There is now a crucial need for people from various backgrounds in the cultural and creative industries spaces, from technologists to curators and cultural policymakers, to consider and articulate how real or imaginary these risks are, what real potential impacts on creative cultures may occur and how to develop entirely new policy frameworks that lessen the negative and promote the positive. One of the most significant challenges is to clearly determine what is good and bad, a task that should not be left solely to techno-optimists and accelerationists, but also, I admit, not to academic or artist liberal elites with ideological visions of righteous culture (and a financial stake in the outcome).
Many, but not all, of the myriad AI ethics principles established by nation states and corporations at least establish a precedent for taking this action. Notably, in my home country, Australia, the National AI Ethics Principles list, as number one, the protection of individual, societal, and environmental wellbeing. It is encouraging that this clear identification of “societal wellbeing” provides a platform to address exactly the issues mentioned above. However, it is important to recognise that many AI ethics frameworks do not prioritise social considerations, reducing ethics to a realm of individual transactions, i.e., within a neo-liberal framework.

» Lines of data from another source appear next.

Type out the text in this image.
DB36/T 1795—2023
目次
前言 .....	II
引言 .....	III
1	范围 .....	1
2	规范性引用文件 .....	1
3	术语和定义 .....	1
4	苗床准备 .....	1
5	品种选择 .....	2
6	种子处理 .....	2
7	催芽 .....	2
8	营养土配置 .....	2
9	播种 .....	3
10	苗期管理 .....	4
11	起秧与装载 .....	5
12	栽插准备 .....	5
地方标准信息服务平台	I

But societal wellbeing remains wide open to interpretation: the interpretation is there for the taking for whoever can best articulate what matters about creative production and expression. For now, the narrative is being led by corporations claiming the beneficial democratising effects of creative AI technology, and unfortunately the counter from concerned artists has fallen into an “AI copyright trap”, depending on a principle that is also individualist, is at best very carefully balanced between restrictions and freedoms, and at worst already grossly unfair and made to serve corporate interests. The conflation of scales that this article is concerned with, between just-another-technology-revolution at the scale of individual expression, and a complete transformation of the creative sphere at the scale of global political economics, represents a similar trap: we comprehend the individual continuity, not the cultural transformation.
Those three things that are fundamentally new about the creative AI revolution – the agentic capability of AI, the platformisation of creative expression, and the extraction of cultural history – it is true to say that any of these needn’t be inevitable. We can design AI that leaves human creativity in control, that is platform-free, or that is in some way ‘ethically’ trained (or more likely ethically applied, as many systems are). An important part of the solution lies in pluralistic approaches to AI that show how things can be done differently. But such alternative visions are most useful if they empower cultural or political will to curtail socially negative effects – like those described above – arising elsewhere, especially with respect to the mainstream. This is much like how many cities have embraced a resurgence of cycling and walking over motorised transport through structured change. The cultural and creative sector is far from developing a plan for what this looks like and it needs more than ever independent research engaged in public dialogue to do so.